Entraînés dans le tourbillon d'une situation désaxée, les hommes
auront à se défendre contre l'imprévu des événements. La lutte
qui s'engage en ce vingtième siècle est la lutte entre la
bourgeoisie qui représente la civilisation d'hier et les forces
productrices du monde qui représentent la civilisation de demain.
Nous avons dit plus haut que le capital et la bourgeoisie ne
pouvaient pas sortir victorieux de cet immense conflit du passé
contre l'avenir. Il est possible de prolonger de quelques heures, de
quelques jours parfois la vie d'un agonisant ; il est impossible de
lui rendre la vie, de lui donner l'éternité.
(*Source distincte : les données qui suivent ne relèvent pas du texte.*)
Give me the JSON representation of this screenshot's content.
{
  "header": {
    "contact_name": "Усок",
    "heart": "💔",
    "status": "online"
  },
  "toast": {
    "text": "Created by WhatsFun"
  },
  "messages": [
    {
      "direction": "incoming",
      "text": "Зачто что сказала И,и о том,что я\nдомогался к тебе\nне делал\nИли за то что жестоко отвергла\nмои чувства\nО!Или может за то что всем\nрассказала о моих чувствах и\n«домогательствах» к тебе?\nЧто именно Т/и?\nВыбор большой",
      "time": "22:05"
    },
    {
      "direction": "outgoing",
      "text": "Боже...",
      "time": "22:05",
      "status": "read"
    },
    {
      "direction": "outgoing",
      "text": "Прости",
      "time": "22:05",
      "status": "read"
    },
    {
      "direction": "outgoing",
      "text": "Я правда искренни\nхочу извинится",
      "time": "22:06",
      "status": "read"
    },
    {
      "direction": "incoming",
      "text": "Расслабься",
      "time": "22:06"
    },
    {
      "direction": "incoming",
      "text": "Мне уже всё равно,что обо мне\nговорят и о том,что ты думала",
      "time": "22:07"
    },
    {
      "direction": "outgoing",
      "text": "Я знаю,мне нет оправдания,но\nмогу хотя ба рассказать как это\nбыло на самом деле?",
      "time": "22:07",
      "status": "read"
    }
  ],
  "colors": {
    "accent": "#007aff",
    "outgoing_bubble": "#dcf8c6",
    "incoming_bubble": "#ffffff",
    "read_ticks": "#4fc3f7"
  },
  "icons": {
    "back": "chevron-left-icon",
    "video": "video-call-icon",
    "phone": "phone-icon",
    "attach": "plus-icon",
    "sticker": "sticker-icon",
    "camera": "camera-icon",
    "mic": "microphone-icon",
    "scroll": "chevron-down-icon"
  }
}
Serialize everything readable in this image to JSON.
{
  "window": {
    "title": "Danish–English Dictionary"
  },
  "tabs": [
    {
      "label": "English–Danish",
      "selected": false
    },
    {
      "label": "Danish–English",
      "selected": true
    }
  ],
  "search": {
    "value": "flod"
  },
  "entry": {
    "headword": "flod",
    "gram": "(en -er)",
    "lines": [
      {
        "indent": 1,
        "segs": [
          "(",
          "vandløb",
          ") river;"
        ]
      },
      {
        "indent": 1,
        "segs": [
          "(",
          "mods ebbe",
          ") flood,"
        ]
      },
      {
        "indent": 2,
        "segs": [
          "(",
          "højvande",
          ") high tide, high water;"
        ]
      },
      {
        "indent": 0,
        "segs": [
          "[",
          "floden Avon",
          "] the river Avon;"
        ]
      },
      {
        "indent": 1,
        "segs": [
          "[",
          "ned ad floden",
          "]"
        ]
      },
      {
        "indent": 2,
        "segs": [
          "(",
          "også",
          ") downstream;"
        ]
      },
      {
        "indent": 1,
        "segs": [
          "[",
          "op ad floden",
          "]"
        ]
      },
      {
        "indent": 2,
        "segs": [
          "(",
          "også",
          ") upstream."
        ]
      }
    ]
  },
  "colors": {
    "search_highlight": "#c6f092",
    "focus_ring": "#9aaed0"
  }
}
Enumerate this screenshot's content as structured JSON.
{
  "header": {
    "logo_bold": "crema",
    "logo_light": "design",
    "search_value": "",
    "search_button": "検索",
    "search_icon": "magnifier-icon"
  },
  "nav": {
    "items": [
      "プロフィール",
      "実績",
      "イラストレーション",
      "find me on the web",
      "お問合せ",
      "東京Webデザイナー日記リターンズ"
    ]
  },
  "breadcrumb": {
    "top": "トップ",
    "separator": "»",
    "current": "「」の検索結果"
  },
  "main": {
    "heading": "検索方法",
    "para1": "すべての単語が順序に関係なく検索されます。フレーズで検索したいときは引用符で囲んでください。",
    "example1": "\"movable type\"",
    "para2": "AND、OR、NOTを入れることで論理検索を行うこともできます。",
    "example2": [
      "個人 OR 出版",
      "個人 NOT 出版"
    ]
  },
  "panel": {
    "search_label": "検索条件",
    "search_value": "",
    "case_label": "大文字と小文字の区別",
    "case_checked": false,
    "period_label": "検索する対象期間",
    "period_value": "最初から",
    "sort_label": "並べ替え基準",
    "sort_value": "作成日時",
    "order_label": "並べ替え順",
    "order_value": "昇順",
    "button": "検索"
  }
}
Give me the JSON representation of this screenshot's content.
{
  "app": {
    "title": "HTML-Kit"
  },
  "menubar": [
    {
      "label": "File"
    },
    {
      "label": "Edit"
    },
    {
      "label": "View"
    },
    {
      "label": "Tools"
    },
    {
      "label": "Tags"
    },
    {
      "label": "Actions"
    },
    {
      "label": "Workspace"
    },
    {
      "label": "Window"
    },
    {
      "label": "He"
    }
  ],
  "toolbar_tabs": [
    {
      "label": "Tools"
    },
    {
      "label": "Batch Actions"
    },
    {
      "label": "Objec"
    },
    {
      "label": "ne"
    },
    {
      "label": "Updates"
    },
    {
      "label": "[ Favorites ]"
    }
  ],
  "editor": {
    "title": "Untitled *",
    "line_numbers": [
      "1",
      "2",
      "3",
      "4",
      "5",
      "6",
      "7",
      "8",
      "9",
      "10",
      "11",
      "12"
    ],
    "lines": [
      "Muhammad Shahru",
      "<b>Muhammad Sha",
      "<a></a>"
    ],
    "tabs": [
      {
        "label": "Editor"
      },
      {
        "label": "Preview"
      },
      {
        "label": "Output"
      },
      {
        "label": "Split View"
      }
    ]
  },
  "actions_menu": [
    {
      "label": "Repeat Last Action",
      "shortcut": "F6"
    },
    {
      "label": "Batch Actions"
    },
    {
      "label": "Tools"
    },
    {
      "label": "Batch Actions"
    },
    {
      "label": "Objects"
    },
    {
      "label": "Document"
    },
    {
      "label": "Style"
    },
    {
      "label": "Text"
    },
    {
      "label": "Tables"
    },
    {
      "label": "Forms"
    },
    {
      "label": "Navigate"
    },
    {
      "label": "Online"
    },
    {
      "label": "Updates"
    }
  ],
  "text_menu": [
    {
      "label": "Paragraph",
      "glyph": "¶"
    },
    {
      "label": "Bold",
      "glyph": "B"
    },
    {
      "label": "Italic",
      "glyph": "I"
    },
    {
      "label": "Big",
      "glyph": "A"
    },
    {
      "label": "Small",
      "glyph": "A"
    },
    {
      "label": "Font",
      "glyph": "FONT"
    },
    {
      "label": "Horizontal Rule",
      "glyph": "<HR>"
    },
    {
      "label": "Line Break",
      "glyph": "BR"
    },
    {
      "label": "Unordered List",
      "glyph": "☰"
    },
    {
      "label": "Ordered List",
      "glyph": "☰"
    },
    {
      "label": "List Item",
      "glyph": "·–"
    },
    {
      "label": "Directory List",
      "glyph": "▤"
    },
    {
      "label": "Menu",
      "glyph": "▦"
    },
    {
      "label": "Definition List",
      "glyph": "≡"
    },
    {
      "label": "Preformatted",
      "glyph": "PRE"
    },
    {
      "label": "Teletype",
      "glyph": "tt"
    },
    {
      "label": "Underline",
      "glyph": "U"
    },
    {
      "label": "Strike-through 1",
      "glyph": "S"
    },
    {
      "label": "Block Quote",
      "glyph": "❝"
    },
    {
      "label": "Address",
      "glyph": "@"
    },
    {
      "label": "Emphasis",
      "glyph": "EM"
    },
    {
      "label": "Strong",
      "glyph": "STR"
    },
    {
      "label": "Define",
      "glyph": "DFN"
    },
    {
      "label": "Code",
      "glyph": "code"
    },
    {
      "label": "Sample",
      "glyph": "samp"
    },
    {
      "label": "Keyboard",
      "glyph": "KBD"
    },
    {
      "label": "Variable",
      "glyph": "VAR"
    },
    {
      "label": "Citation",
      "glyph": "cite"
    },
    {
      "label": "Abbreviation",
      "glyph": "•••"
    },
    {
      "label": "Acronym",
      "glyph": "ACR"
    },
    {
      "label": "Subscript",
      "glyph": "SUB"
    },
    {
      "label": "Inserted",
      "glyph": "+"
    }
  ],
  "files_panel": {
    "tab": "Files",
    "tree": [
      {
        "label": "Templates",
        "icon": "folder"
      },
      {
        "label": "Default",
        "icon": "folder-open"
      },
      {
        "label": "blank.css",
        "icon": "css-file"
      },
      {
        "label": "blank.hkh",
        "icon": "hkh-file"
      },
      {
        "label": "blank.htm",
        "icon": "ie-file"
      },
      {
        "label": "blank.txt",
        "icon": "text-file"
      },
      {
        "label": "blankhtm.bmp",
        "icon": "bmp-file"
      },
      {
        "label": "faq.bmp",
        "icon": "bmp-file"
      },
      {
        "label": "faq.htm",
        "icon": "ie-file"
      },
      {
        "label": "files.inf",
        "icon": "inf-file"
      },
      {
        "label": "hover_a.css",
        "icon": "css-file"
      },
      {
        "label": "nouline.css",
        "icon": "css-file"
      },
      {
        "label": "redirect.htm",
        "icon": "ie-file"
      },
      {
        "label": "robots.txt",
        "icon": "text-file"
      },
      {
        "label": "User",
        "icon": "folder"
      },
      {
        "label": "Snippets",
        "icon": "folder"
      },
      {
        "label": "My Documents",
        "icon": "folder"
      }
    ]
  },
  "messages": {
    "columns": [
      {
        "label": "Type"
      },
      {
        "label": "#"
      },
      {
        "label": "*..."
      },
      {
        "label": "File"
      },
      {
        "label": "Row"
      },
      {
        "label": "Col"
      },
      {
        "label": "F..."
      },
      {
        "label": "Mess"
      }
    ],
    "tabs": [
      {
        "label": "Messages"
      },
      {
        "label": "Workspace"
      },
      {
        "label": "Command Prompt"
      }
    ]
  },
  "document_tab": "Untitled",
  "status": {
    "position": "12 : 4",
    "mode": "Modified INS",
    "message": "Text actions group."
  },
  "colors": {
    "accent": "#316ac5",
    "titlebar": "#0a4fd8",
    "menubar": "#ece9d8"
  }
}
Le rôle social et
historique du capitalisme est terminé et c'est à ce moment que
s'ouvrent de larges perspectives pour les anarchistes et les
communistes libertaires. Quoi qu'on en dise, l'établissement d'un
organisme viable, aussi élémentaire soit-il, exige de la méthode
et de la compétence et l'Anarchiste doit s'attacher à rechercher
les formes pratiques qui permettront à l'humanité d'évoluer
rapidement vers la civilisation que représente, à nos yeux, le
communisme libertaire. Le Révolutionnaire est l'homme qui dans les
grandes périodes historiques conserve tout son sang-froid, toute sa
présence d'esprit, toute sa logique, toute sa raison et sait, au
cours des événements catastrophiques inhérents à toutes les
époques décadentes, tracer le chemin qui mène à la liberté. La
société bourgeoise est décadente, parce qu'elle ne répond plus
aux besoins et aux aspirations de l'humanité. « Le vêtement qui
habille un enfant ne saurait être porté par un adulte. L'humanité
fut cet enfant. Aujourd'hui elle est adulte. Faudrait-il donc qu'elle
supportât encore les maillots et les langes, sous prétexte que
ceux-ci furent utiles autrefois? Ses chairs sont fermes, ses membres
robustes, ses muscles solides ; elle veut marcher seule, aller où
bon lui semble, circuler selon sa fantaisie. Elle ne veut plus de
maîtres, plus de tyrans » (Sébastien Faure, La Douleur
Universelle, p. 418).
Voilà
clairement définies en quelques lignes les aspirations de
l'humanité. Les Anarchistes seront-ils à la hauteur de la lourde
tâche et sortiront-ils vainqueurs de la bataille gigantesque qu'ils
ont engagée contre toutes les forces de décadence? Nous ne pouvons
aujourd'hui que l'espérer ; l'avenir dira que nous avions raison.